The campaign addresses different aspects of the situation: prevention of the viral infection to the extent possible; sustenance of the most vulnerable people during lockdowns and loss of livelihoods; and promotion of productivity and livelihood in the changed, emerging scenarios. The essence of the campaign is Solidarity— across the world, societies and classes and the main vehicle of solidarity is viral giving of ourselves and resources. The campaign and its logo have been adopted by the international Salesian family to represent all the COVID-19 relief work across the globe.
Don Bosco Network, through its 11 province networks, began COVID-19 relief activities across India, just before the nation-wide lockdown began on 25 March 2020. The emergency prompted swift action through video conferences coordinated by Bosconet, appropriate responses from its partners on the ground, the Planning and Development offices of the 12 SDB provinces of the South Asian region.
Initial preventive interventions included creating awareness about physical distancing, staying indoors, wearing masks, frequent sanitizing/washing, maintaining cleanliness and healthy diets. Since face masks are generally scarce and out of reach for the vulnerable people, Don Bosco partners began to manufacture masks for free distribution. Volunteering their services, the youth from Young-at-Risk centers in INH prepared 11,000 while the women of self-help groups in INK prepared 61,145 masks. ING produced 10,000 masks and INH also distributed 5,000 bottles of sanitiser. 372 medical kits and 1,100 sanitary kits containing soaps, sanitisers, sanitary pads, masks and pamphlets were also distributed to people in need.
The abrupt announcement of the national lockdown led to large-scale distress among vulnerable groups such as migrants, daily wage workers, the poor on the streets, and senior citizens without support, who were suddenly bereft of their livelihood, faced still with living expenses and amenities. Widespread panic resulted with migrant rural labourers opting to walk home instead of starving in cities, jeopardizing their own health and increasing the risk of COVID-19 contagion in semi-urban and rural India.
The Don Bosco Network swung into action, distributing nutrition kits containing a week’s supply of rice, wheat flour, lentils, oil, biscuits, etc. for a family. Families of 14,036 migrants, 1,100 daily wage earners, 380 elderly people, 16,783 others, 74 transgender persons, and 200 Sri Lankan refugees were supported with nutrition kits. Across places, cooked meals are provided to 2,684 people daily. The Don Bosco Network sourced 50,000 kgs of wheat flour and 20,000 kgs of lentils from Zomato Internet Pvt.

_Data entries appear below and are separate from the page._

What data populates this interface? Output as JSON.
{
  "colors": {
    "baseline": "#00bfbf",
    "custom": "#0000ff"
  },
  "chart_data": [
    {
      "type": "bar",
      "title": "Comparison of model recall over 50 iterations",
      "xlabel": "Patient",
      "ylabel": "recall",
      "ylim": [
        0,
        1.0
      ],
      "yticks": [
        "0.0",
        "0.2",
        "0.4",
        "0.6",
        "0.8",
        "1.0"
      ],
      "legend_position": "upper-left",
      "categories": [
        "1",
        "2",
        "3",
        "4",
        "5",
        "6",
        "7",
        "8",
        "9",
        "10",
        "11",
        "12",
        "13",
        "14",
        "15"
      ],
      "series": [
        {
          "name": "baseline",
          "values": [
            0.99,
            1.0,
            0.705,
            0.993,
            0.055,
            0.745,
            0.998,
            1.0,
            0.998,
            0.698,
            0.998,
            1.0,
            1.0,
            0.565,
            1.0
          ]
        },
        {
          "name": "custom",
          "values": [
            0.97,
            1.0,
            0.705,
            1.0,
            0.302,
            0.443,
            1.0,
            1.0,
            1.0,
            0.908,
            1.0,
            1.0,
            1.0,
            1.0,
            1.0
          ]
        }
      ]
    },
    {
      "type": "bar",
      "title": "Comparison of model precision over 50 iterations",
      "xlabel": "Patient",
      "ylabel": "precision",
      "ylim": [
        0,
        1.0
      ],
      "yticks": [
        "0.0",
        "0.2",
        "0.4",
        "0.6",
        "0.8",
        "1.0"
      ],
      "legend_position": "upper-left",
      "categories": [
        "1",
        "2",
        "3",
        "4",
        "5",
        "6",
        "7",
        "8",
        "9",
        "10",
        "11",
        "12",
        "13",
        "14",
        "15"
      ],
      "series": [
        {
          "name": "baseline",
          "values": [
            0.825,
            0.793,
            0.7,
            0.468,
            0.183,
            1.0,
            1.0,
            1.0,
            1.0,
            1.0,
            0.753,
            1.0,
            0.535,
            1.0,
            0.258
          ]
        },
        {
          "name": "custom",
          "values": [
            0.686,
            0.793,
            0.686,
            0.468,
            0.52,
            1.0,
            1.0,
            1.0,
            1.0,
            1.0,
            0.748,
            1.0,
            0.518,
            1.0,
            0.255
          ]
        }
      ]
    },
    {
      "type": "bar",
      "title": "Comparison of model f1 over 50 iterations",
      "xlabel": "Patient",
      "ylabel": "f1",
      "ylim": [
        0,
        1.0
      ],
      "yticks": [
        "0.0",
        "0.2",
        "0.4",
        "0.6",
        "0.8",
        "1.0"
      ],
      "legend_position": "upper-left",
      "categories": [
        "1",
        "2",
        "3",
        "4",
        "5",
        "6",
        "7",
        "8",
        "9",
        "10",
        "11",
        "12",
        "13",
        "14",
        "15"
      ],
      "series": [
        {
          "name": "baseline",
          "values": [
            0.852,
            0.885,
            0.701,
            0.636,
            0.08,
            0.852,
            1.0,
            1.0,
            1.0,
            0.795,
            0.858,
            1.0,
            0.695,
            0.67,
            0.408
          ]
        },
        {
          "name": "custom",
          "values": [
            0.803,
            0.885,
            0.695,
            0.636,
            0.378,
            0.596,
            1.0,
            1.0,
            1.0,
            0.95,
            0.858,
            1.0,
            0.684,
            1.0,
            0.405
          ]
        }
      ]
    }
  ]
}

Ltd. for distribution to people in need. Don Bosco institution premises were offered as quarantine facilities in Kerala. Despite the challenge of maintaining physical distances in overcrowded places in India, the Don Bosco COVID-19 relief workers are careful about prescribed safety protocols during their work.
In desperate situations, people either rise to the occasion or fall short of it. We are witness to the heroism of countless people globally, led by medical caregivers who despite being infected and exhausted, come back on duty to help their patients. In India and elsewhere, we see ordinary folk simply do their bit to help their neighbours and strangers in need. We see the Don Bosco Network – South Asia respond like it always does in such emergencies, reaching out with effective speed to people most in need. Alert and ready, because we know the global war against COVID-19 is not yet won. In India, it’s just begun.